A recent survey from the US Chamber found that just four percent of respondents think that ASEAN will realise its AEC goal by the end of this year and 52 percent believe the ambitions will not be fully realised until 2020. 

And the concept is, indeed, ambitious.

Through the "free movement of goods, services, investment, skilled labor and free flow of capital", ASEAN would be seventh largest economy in the world with a combined GDP of US$2.4 trillion. It would be fourth largest by 2050 if growth trends continue and, with a collective population of over 600 million people, ASEAN's potential market is larger than the European Union or North America.

When fully implemented, the AEC has the potential to increase ASEAN's annual growth rate to 7.1 per cent by 2025, surpassing China's growth high, and up from the average growth of around 5 percent.

The view from Indonesia

Both geographically and economically, Indonesia is the region's biggest player, making up nearly 40 percent of ASEAN's economy. It's considered key to the AEC's success.

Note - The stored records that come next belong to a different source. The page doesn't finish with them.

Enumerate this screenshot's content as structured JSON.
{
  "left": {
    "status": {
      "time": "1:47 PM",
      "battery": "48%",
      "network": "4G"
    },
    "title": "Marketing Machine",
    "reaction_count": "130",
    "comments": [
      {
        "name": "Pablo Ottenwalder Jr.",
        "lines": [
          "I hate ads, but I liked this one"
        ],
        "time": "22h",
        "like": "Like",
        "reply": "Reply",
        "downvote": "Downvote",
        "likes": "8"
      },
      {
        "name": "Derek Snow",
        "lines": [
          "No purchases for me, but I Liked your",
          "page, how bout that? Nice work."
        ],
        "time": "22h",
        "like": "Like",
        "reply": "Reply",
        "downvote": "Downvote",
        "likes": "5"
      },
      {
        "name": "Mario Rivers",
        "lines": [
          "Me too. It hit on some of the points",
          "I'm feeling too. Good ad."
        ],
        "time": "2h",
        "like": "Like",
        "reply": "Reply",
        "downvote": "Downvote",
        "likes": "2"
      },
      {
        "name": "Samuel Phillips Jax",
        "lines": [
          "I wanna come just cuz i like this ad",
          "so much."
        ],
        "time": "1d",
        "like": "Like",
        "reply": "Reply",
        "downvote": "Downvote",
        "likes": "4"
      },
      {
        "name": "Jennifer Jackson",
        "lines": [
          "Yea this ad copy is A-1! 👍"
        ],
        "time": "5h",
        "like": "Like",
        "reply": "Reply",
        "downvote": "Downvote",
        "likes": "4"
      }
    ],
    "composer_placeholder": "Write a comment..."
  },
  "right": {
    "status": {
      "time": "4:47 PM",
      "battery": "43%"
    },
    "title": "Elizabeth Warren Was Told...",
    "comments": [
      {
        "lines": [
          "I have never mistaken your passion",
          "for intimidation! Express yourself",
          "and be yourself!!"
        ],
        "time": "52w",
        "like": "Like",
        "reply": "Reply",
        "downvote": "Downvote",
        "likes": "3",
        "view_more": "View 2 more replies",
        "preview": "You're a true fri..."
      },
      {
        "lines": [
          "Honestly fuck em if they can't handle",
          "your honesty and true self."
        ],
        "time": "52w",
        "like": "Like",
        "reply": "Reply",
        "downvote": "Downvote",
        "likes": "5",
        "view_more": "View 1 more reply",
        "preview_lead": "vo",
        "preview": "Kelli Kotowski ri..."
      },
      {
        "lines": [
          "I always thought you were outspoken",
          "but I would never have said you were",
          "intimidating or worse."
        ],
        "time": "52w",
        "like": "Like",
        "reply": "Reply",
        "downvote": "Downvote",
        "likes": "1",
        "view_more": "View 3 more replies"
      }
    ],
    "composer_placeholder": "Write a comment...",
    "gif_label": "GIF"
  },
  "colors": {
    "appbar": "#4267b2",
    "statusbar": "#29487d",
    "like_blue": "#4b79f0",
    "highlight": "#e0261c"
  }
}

"The Indonesian government at the top level is very supportive of the flow of people, services and ideas," added Lauchlan.

​"President Joko Widodo has been vocal about his keenness to see foreign investment and he was at the ASEAN forum just a month into his term speaking about why Indonesia is a great place for investors."

"More foreign money coming in is obviously a positive thing."

Despite setbacks in 2014 due to the depreciation of the Indonesian rupiah against the US dollar, falling oil prices and political uncertainty surrounding the general election, foreign and domestic direct investment in Indonesia totalled USD $37 billion by year-end, a 16.2 per cent increase from the previous year.*

"Jokawi being elected coincided with a wider negative macro situation; commodity prices fell, oil price fell, which is a long term positive but short term negative, but we're seeing a lot of projects coming together now that the election is out of way."

Indonesia's industrial sector, for example, is growing. From car manufacturers to adhesive and ball bearing businesses and logistics companies, business is booming in Indonesia's core markets, including Jakarta and Surabaya.

The hospitality industry, too, is profiting from a weaker Rupiah and growth in both the domestic Indonesian and international travel markets.

But despite the growing investor interest, Indonesia, like many of the region's emerging nations, remains blighted by its ever-present inherent weakness: sub-standard infrastructure.

Lauchlan is keenly aware of this and, as the WEF looms, it is more than a networking opportunity; at this critical juncture, it could serve as an investor showcase for South East Asian potential.

"The reality is the big companies will use it as an opportunity to showcase projects. Networking aside, the WEF this year is about understanding in detail what the AEC can bring."

* According to figures from the Indonesia Investment Coordinating Board (BKPM).